Die Abschiebung kann ferner auch durchgeführt werden. Zielstaatsbezogene (hier im Hinblick auf Frankreich) oder inlandsbezogene Abschiebungshindernisse, die das Bundesamt im Rahmen des Erlasses einer Abschiebungsanordnung nach § 34a AsylG mit zu prüfen hat, liegen im maßgeblichen Zeitpunkt der gerichtlichen Entscheidung sind nicht ersichtlich und wurden auch nicht vorgetragen.

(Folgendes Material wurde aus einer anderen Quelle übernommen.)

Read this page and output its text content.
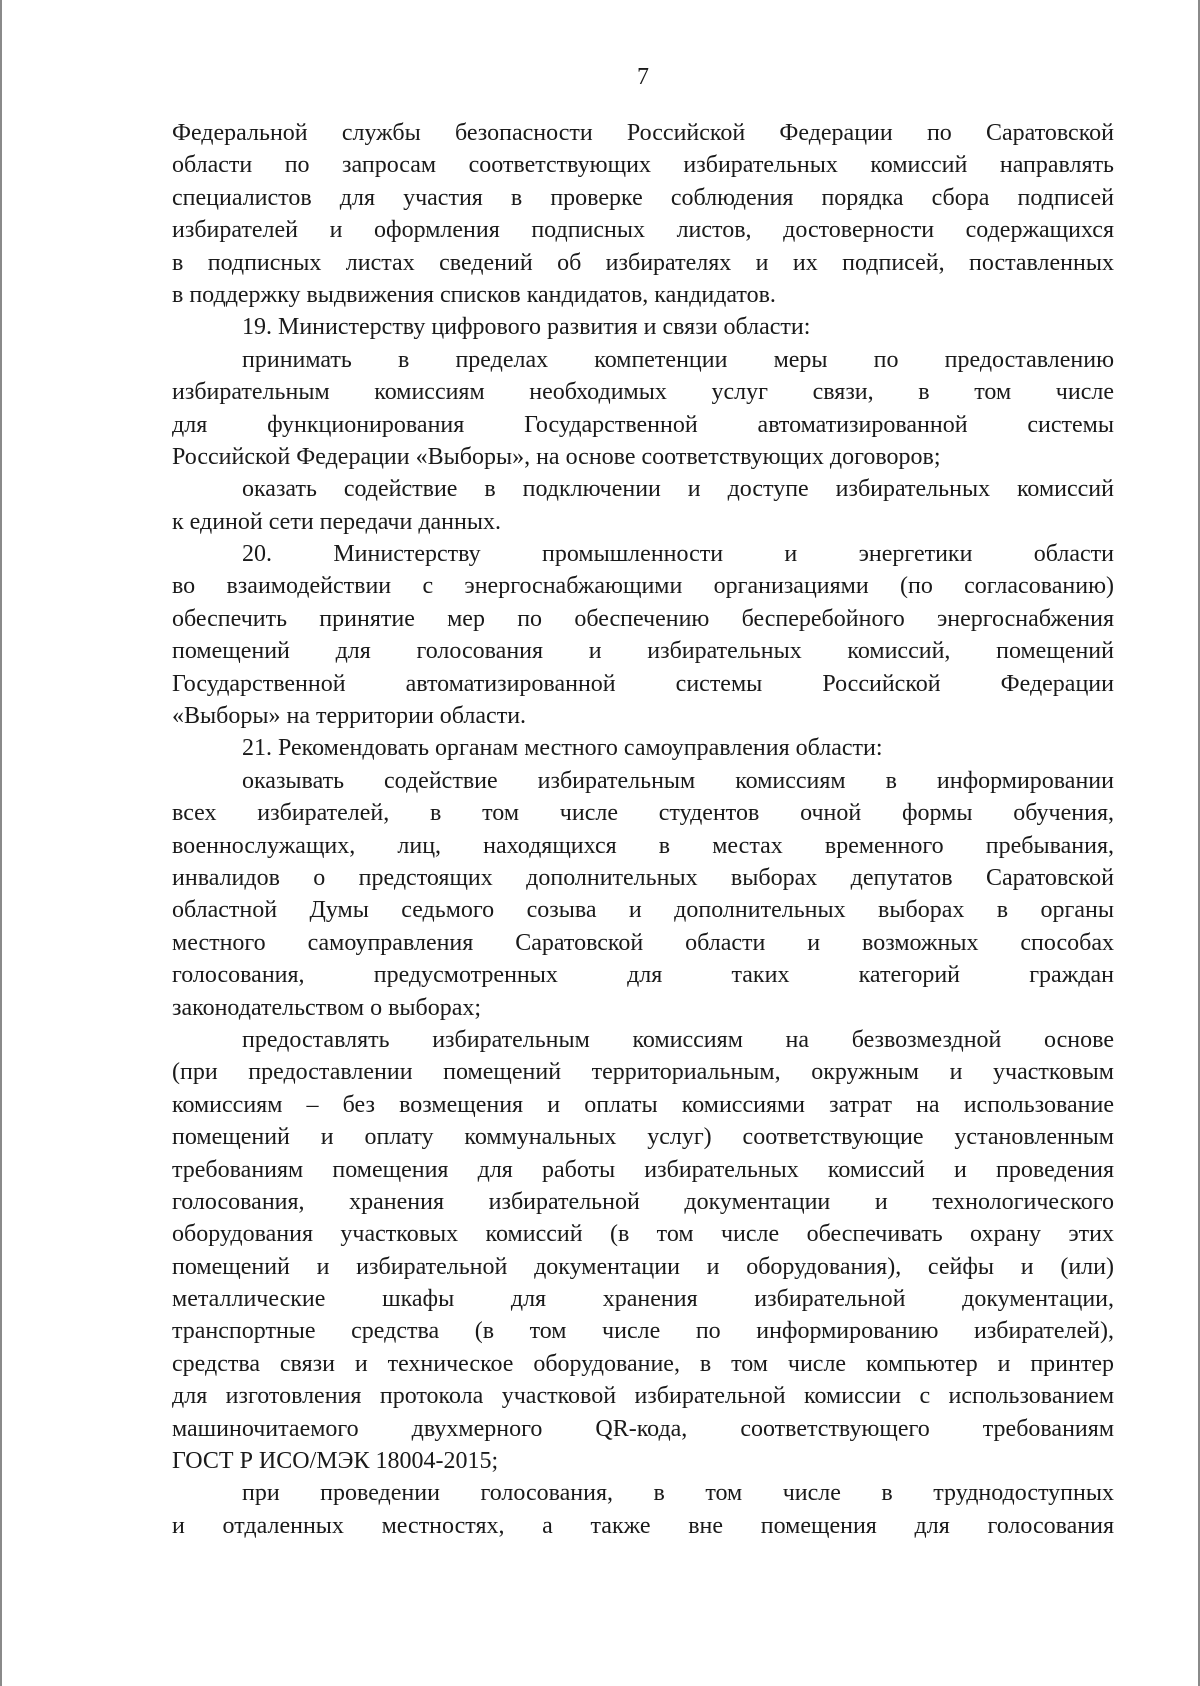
7
Федеральной службы безопасности Российской Федерации по Саратовской
области по запросам соответствующих избирательных комиссий направлять
специалистов для участия в проверке соблюдения порядка сбора подписей
избирателей и оформления подписных листов, достоверности содержащихся
в подписных листах сведений об избирателях и их подписей, поставленных
в поддержку выдвижения списков кандидатов, кандидатов.
19. Министерству цифрового развития и связи области:
принимать в пределах компетенции меры по предоставлению
избирательным комиссиям необходимых услуг связи, в том числе
для функционирования Государственной автоматизированной системы
Российской Федерации «Выборы», на основе соответствующих договоров;
оказать содействие в подключении и доступе избирательных комиссий
к единой сети передачи данных.
20. Министерству промышленности и энергетики области
во взаимодействии с энергоснабжающими организациями (по согласованию)
обеспечить принятие мер по обеспечению бесперебойного энергоснабжения
помещений для голосования и избирательных комиссий, помещений
Государственной автоматизированной системы Российской Федерации
«Выборы» на территории области.
21. Рекомендовать органам местного самоуправления области:
оказывать содействие избирательным комиссиям в информировании
всех избирателей, в том числе студентов очной формы обучения,
военнослужащих, лиц, находящихся в местах временного пребывания,
инвалидов о предстоящих дополнительных выборах депутатов Саратовской
областной Думы седьмого созыва и дополнительных выборах в органы
местного самоуправления Саратовской области и возможных способах
голосования, предусмотренных для таких категорий граждан
законодательством о выборах;
предоставлять избирательным комиссиям на безвозмездной основе
(при предоставлении помещений территориальным, окружным и участковым
комиссиям – без возмещения и оплаты комиссиями затрат на использование
помещений и оплату коммунальных услуг) соответствующие установленным
требованиям помещения для работы избирательных комиссий и проведения
голосования, хранения избирательной документации и технологического
оборудования участковых комиссий (в том числе обеспечивать охрану этих
помещений и избирательной документации и оборудования), сейфы и (или)
металлические шкафы для хранения избирательной документации,
транспортные средства (в том числе по информированию избирателей),
средства связи и техническое оборудование, в том числе компьютер и принтер
для изготовления протокола участковой избирательной комиссии с использованием
машиночитаемого двухмерного QR-кода, соответствующего требованиям
ГОСТ Р ИСО/МЭК 18004-2015;
при проведении голосования, в том числе в труднодоступных
и отдаленных местностях, а также вне помещения для голосования
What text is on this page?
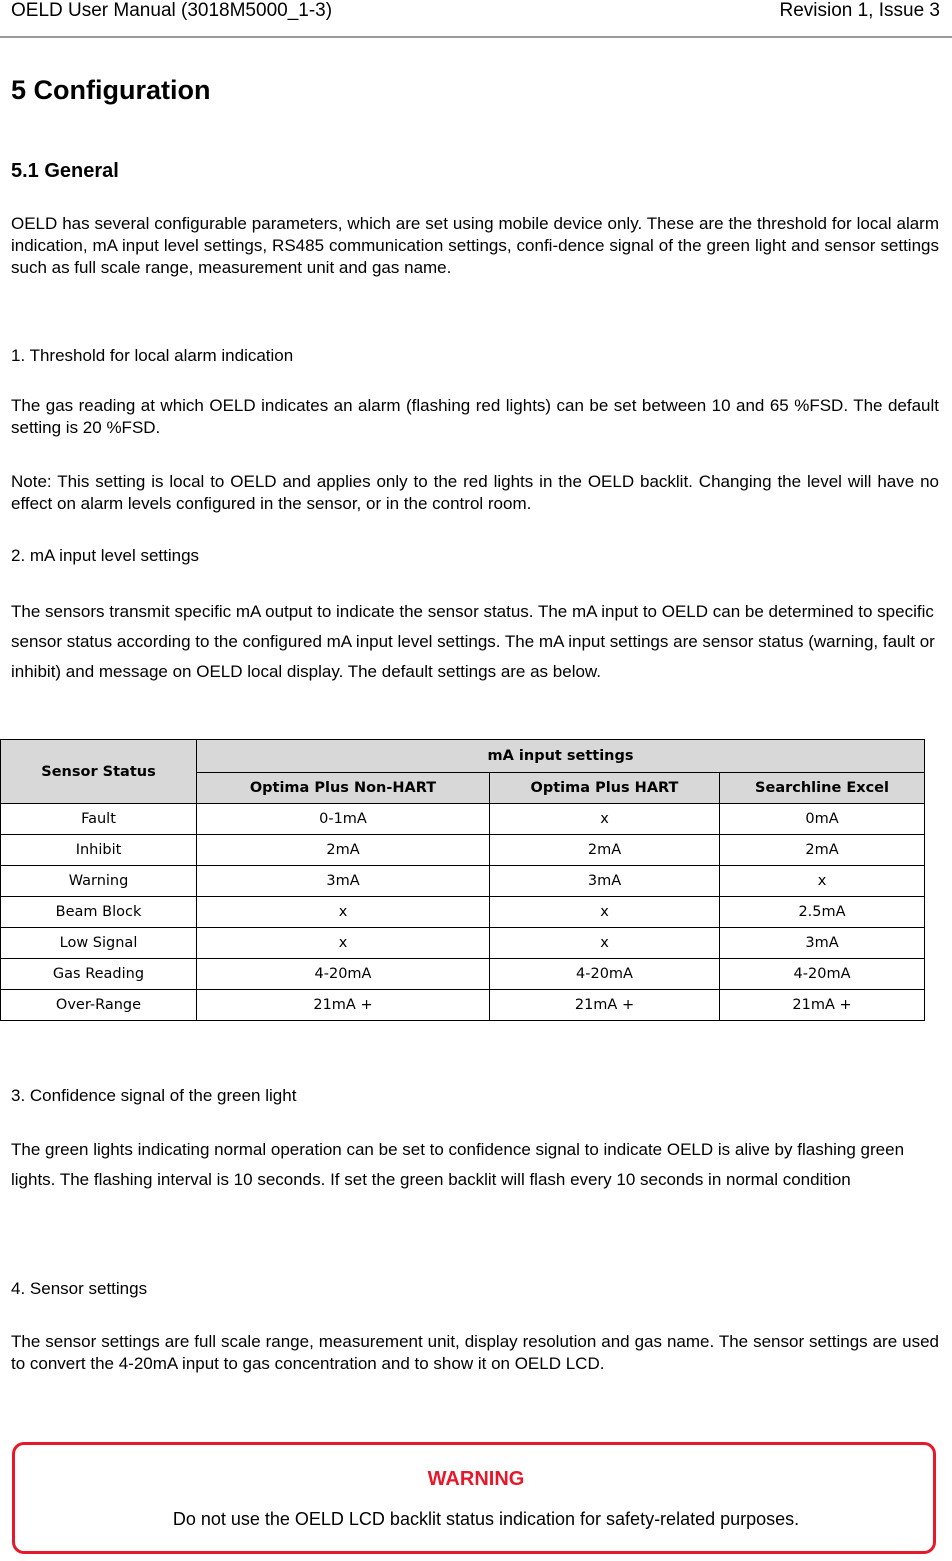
OELD User Manual (3018M5000_1-3)	Revision 1, Issue 3
5 Configuration
5.1 General
OELD has several configurable parameters, which are set using mobile device only. These are the threshold for local alarm indication, mA input level settings, RS485 communication settings, confi-dence signal of the green light and sensor settings such as full scale range, measurement unit and gas name.
1. Threshold for local alarm indication
The gas reading at which OELD indicates an alarm (flashing red lights) can be set between 10 and 65 %FSD. The default setting is 20 %FSD.
Note: This setting is local to OELD and applies only to the red lights in the OELD backlit. Changing the level will have no effect on alarm levels configured in the sensor, or in the control room.
2. mA input level settings
The sensors transmit specific mA output to indicate the sensor status. The mA input to OELD can be determined to specific sensor status according to the configured mA input level settings. The mA input settings are sensor status (warning, fault or inhibit) and message on OELD local display. The default settings are as below.
Sensor Status	mA input settings		
	Optima Plus Non-HART	Optima Plus HART	Searchline Excel
Fault	0-1mA	x	0mA
Inhibit	2mA	2mA	2mA
Warning	3mA	3mA	x
Beam Block	x	x	2.5mA
Low Signal	x	x	3mA
Gas Reading	4-20mA	4-20mA	4-20mA
Over-Range	21mA +	21mA +	21mA +
3. Confidence signal of the green light
The green lights indicating normal operation can be set to confidence signal to indicate OELD is alive by flashing green lights. The flashing interval is 10 seconds. If set the green backlit will flash every 10 seconds in normal condition
4. Sensor settings
The sensor settings are full scale range, measurement unit, display resolution and gas name. The sensor settings are used to convert the 4-20mA input to gas concentration and to show it on OELD LCD.
WARNING
Do not use the OELD LCD backlit status indication for safety-related purposes.
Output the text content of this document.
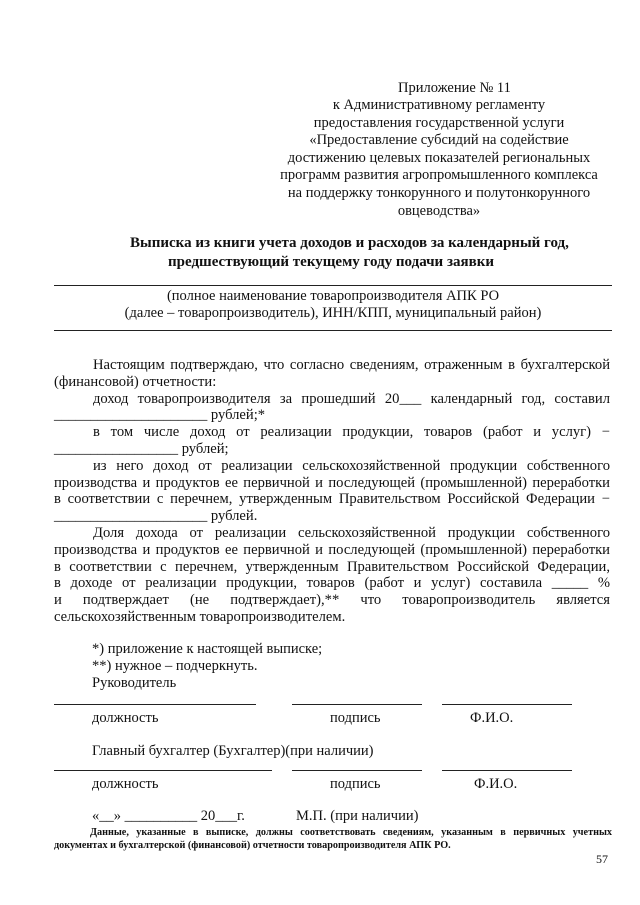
Приложение № 11
к Административному регламенту
предоставления государственной услуги
«Предоставление субсидий на содействие
достижению целевых показателей региональных
программ развития агропромышленного комплекса
на поддержку тонкорунного и полутонкорунного
овцеводства»
Выписка из книги учета доходов и расходов за календарный год,
предшествующий текущему году подачи заявки
(полное наименование товаропроизводителя АПК РО
(далее – товаропроизводитель), ИНН/КПП, муниципальный район)
Настоящим подтверждаю, что согласно сведениям, отраженным в бухгалтерской
(финансовой) отчетности:
доход товаропроизводителя за прошедший 20___ календарный год, составил
_____________________ рублей;*
в том числе доход от реализации продукции, товаров (работ и услуг) −
_________________ рублей;
из него доход от реализации сельскохозяйственной продукции собственного
производства и продуктов ее первичной и последующей (промышленной) переработки
в соответствии с перечнем, утвержденным Правительством Российской Федерации −
_____________________ рублей.
Доля дохода от реализации сельскохозяйственной продукции собственного
производства и продуктов ее первичной и последующей (промышленной) переработки
в соответствии с перечнем, утвержденным Правительством Российской Федерации,
в доходе от реализации продукции, товаров (работ и услуг) составила _____ %
и подтверждает (не подтверждает),** что товаропроизводитель является
сельскохозяйственным товаропроизводителем.
*) приложение к настоящей выписке;
**) нужное – подчеркнуть.
Руководитель
должность	подпись	Ф.И.О.
Главный бухгалтер (Бухгалтер)(при наличии)
должность	подпись	Ф.И.О.
«__» __________ 20___г.	М.П. (при наличии)
Данные, указанные в выписке, должны соответствовать сведениям, указанным в первичных учетных
документах и бухгалтерской (финансовой) отчетности товаропроизводителя АПК РО.
57
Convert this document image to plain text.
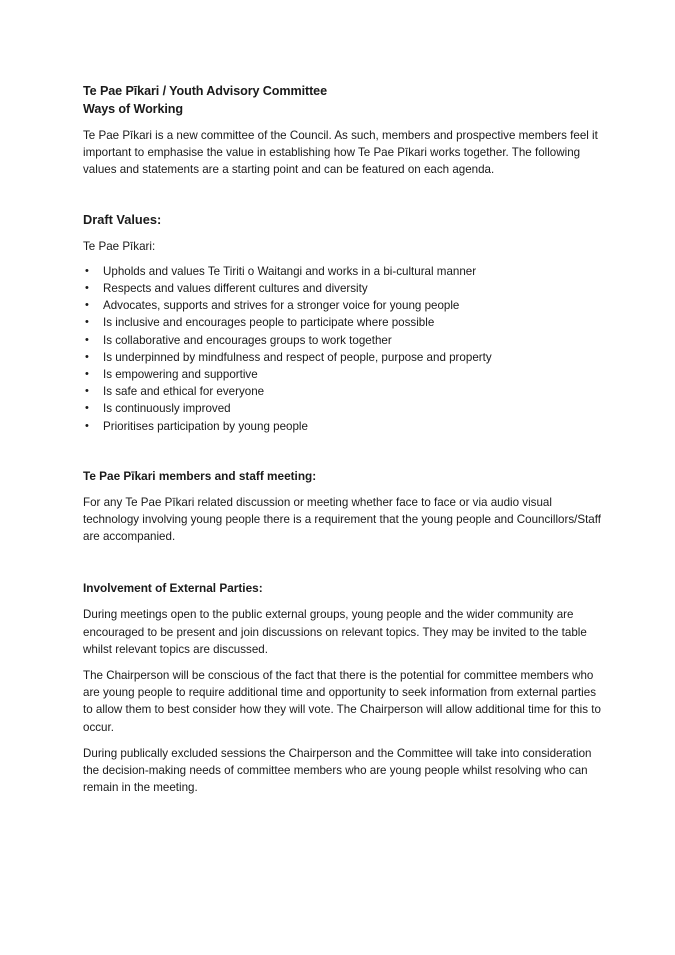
Te Pae Pīkari / Youth Advisory Committee
Ways of Working

Te Pae Pīkari is a new committee of the Council. As such, members and prospective members feel it important to emphasise the value in establishing how Te Pae Pīkari works together. The following values and statements are a starting point and can be featured on each agenda.

Draft Values:

Te Pae Pīkari:

• Upholds and values Te Tiriti o Waitangi and works in a bi-cultural manner
• Respects and values different cultures and diversity
• Advocates, supports and strives for a stronger voice for young people
• Is inclusive and encourages people to participate where possible
• Is collaborative and encourages groups to work together
• Is underpinned by mindfulness and respect of people, purpose and property
• Is empowering and supportive
• Is safe and ethical for everyone
• Is continuously improved
• Prioritises participation by young people
Te Pae Pīkari members and staff meeting:

For any Te Pae Pīkari related discussion or meeting whether face to face or via audio visual technology involving young people there is a requirement that the young people and Councillors/Staff are accompanied.

Involvement of External Parties:

During meetings open to the public external groups, young people and the wider community are encouraged to be present and join discussions on relevant topics. They may be invited to the table whilst relevant topics are discussed.

The Chairperson will be conscious of the fact that there is the potential for committee members who are young people to require additional time and opportunity to seek information from external parties to allow them to best consider how they will vote. The Chairperson will allow additional time for this to occur.

During publically excluded sessions the Chairperson and the Committee will take into consideration the decision-making needs of committee members who are young people whilst resolving who can remain in the meeting.
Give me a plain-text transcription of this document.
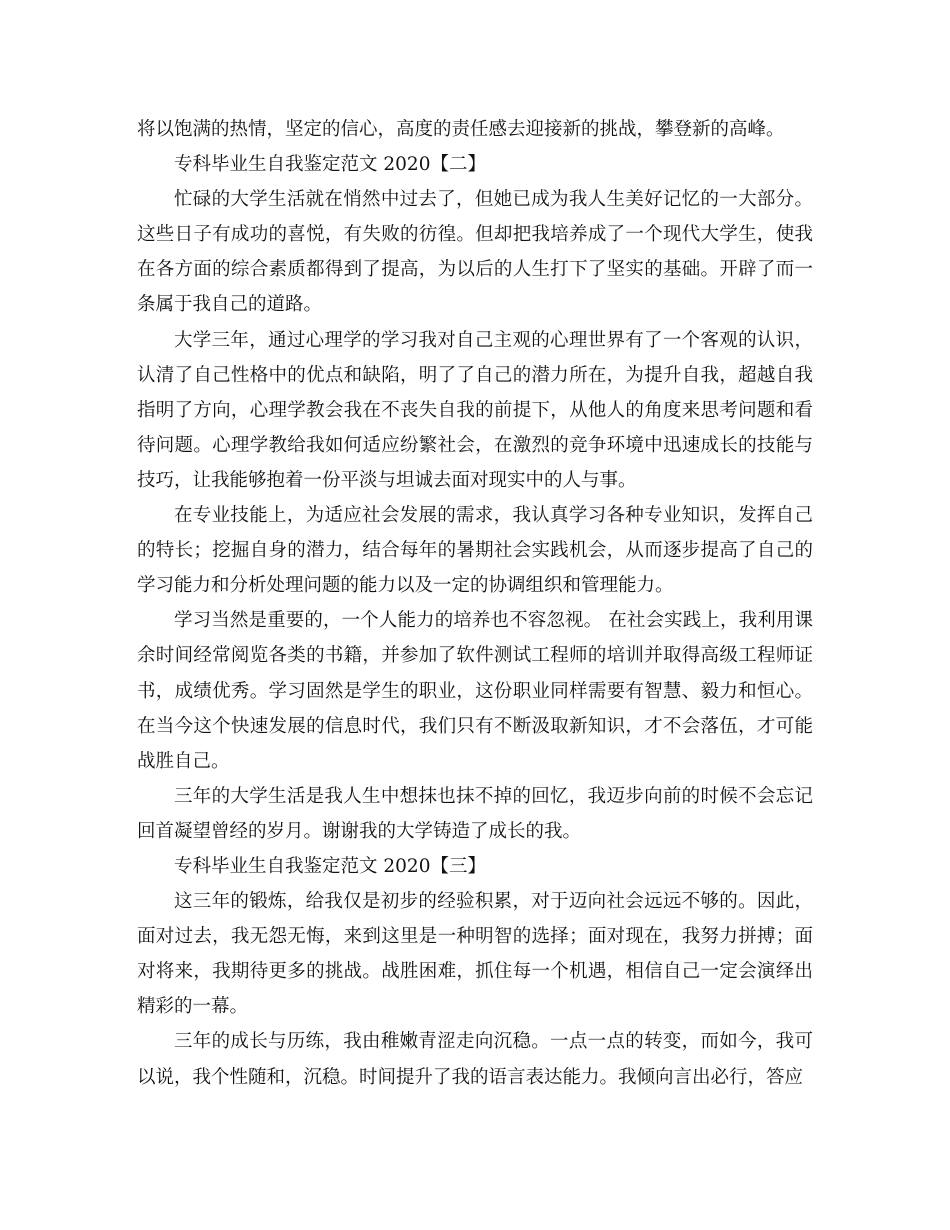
将以饱满的热情，坚定的信心，高度的责任感去迎接新的挑战，攀登新的高峰。

专科毕业生自我鉴定范文 2020【二】

忙碌的大学生活就在悄然中过去了，但她已成为我人生美好记忆的一大部分。这些日子有成功的喜悦，有失败的彷徨。但却把我培养成了一个现代大学生，使我在各方面的综合素质都得到了提高，为以后的人生打下了坚实的基础。开辟了而一条属于我自己的道路。

大学三年，通过心理学的学习我对自己主观的心理世界有了一个客观的认识，认清了自己性格中的优点和缺陷，明了了自己的潜力所在，为提升自我，超越自我指明了方向，心理学教会我在不丧失自我的前提下，从他人的角度来思考问题和看待问题。心理学教给我如何适应纷繁社会，在激烈的竞争环境中迅速成长的技能与技巧，让我能够抱着一份平淡与坦诚去面对现实中的人与事。

在专业技能上，为适应社会发展的需求，我认真学习各种专业知识，发挥自己的特长；挖掘自身的潜力，结合每年的暑期社会实践机会，从而逐步提高了自己的学习能力和分析处理问题的能力以及一定的协调组织和管理能力。

学习当然是重要的，一个人能力的培养也不容忽视。 在社会实践上，我利用课余时间经常阅览各类的书籍，并参加了软件测试工程师的培训并取得高级工程师证书，成绩优秀。学习固然是学生的职业，这份职业同样需要有智慧、毅力和恒心。在当今这个快速发展的信息时代，我们只有不断汲取新知识，才不会落伍，才可能战胜自己。

三年的大学生活是我人生中想抹也抹不掉的回忆，我迈步向前的时候不会忘记回首凝望曾经的岁月。谢谢我的大学铸造了成长的我。

专科毕业生自我鉴定范文 2020【三】

这三年的锻炼，给我仅是初步的经验积累，对于迈向社会远远不够的。因此，面对过去，我无怨无悔，来到这里是一种明智的选择；面对现在，我努力拼搏；面对将来，我期待更多的挑战。战胜困难，抓住每一个机遇，相信自己一定会演绎出精彩的一幕。

三年的成长与历练，我由稚嫩青涩走向沉稳。一点一点的转变，而如今，我可以说，我个性随和，沉稳。时间提升了我的语言表达能力。我倾向言出必行，答应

Eine Auseinandersetzung mit der Frage, ob der Antragsteller auch nach Italien abgeschoben werden dürfte, bedarf es an dieser Stelle nicht. Die Antragsgegnerin hat die Abschiebung nach Frankreich angeordnet, nicht nach Italien. Im Übrigen würde das Gericht auch hinsichtlich Italien nicht die Pflicht zum Selbsteintritt der Antragsgegnerin sehen (vgl. dazu auch Niedersächsisches Oberverwaltungsgericht, Urteile vom 4., 6. und 9. April 2018 - Az. 10 LB 90/17, 10 LB 91/17, 10 LB 92/17, 10 LB 93/17, 10 LB 94/17, 10 LB 95/17, 10 LB 96/17, 10 LB 98/17, 10 LB 166/17 und 10 LB 168/17).

Im Übrigen wird auf die zutreffenden Gründe des angefochtenen Bescheid Bezug genommen, denen das Gericht folgt, § 77 Abs. 2 AsylG.

Die Kostenentscheidung folgt aus § 154 Abs. 1 VwGO.

Dieser Beschluss ist nicht anfechtbar (§ 80 AsylG).